Refund of Overpaid Interest Should Have Been Part of Costs Calculation, Exporter Says
An Indian frozen shrimp exporter responded May 14 to opposition (see 2404160042) against its motion for judgment (see 2402080060) in a case regarding the results of an antidumping duty review, saying that the Commerce Department and petitioners had focused on the wrong arguments and failed to address key evidence (Ad Hoc Shrimp Trade Action Committee v U.S., CIT Consol. # 23-00202).
Exporter Megaa Moda argued in its motion for judgment that Commerce was wrong to not include a refund of overpaid pre-export financing interest in its calculation of the exporter’s normal value, saying the refund was income that should have offset some of its expenses.

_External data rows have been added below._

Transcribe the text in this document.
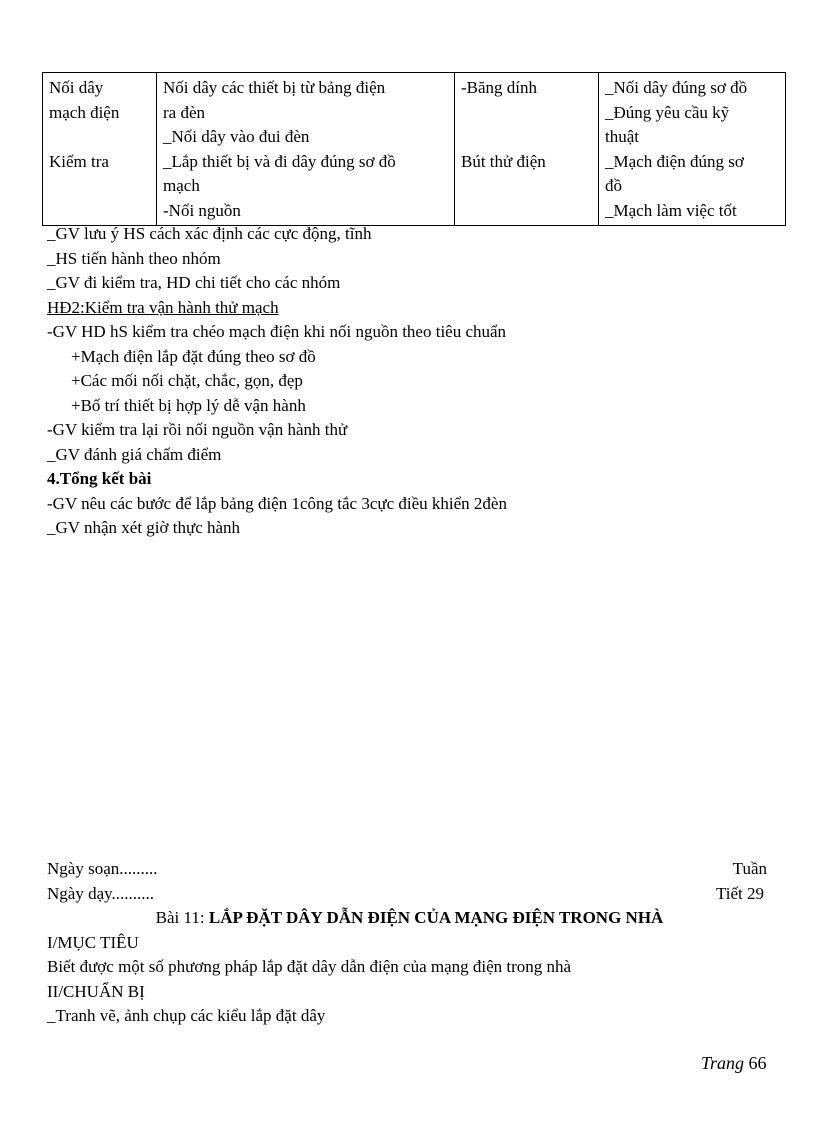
Nối dây
mạch điện
Kiểm tra

Nối dây các thiết bị từ bảng điện
ra đèn
_Nối dây vào đui đèn
_Lắp thiết bị và đi dây đúng sơ đồ
mạch
-Nối nguồn

-Băng dính
Bút thử điện

_Nối dây đúng sơ đồ
_Đúng yêu cầu kỹ
thuật
_Mạch điện đúng sơ
đồ
_Mạch làm việc tốt
_GV lưu ý HS cách xác định các cực động, tĩnh
_HS tiến hành theo nhóm
_GV đi kiểm tra, HD chi tiết cho các nhóm
HĐ2:Kiểm tra vận hành thử mạch
-GV HD hS kiểm tra chéo mạch điện khi nối nguồn theo tiêu chuẩn
+Mạch điện lắp đặt đúng theo sơ đồ
+Các mối nối chặt, chắc, gọn, đẹp
+Bố trí thiết bị hợp lý dễ vận hành
-GV kiểm tra lại rồi nối nguồn vận hành thử
_GV đánh giá chấm điểm
4.Tổng kết bài
-GV nêu các bước để lắp bảng điện 1công tắc 3cực điều khiển 2đèn
_GV nhận xét giờ thực hành
Ngày soạn.........	Tuần
Ngày dạy..........	Tiết 29
Bài 11: LẮP ĐẶT DÂY DẪN ĐIỆN CỦA MẠNG ĐIỆN TRONG NHÀ
I/MỤC TIÊU
Biết được một số phương pháp lắp đặt dây dẫn điện của mạng điện trong nhà
II/CHUẨN BỊ
_Tranh vẽ, ảnh chụp các kiểu lắp đặt dây
Trang 66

It said the primary question of the case is whether Commerce correctly identified and calculated Megaa Moda’s financial expenses. But Commerce, in its opposition, focused instead on whether the income the exporter received from its refund had derived from short-term assets, it said.
The refund the exporter received for overpayment of interest represented “an amount that Megaa Moda never should have paid in the first place,” so Commerce shouldn’t have included that excess in its calculation of Megaa Moda’s costs, it said.
“Megaa Moda reasonably offset the overpaid interest expense against the company’s interest expenses, treating the excess amount paid that was refunded as interest income from short-term assets to report the net interest expenses accurately,” it said.
However, Commerce also could have chosen to simply subtract the refund directly from interest expenses, it said. It said the department’s decision to do neither was against the law. And Commerce’s focus on whether or not that refund was income from short-term assets was misguided, it said.
The exporter also argued that it had provided sufficient evidence to use interest income generated from bank deposits as another offset against its financial expenses, despite Commerce’s and petitioners’ claims to the contrary.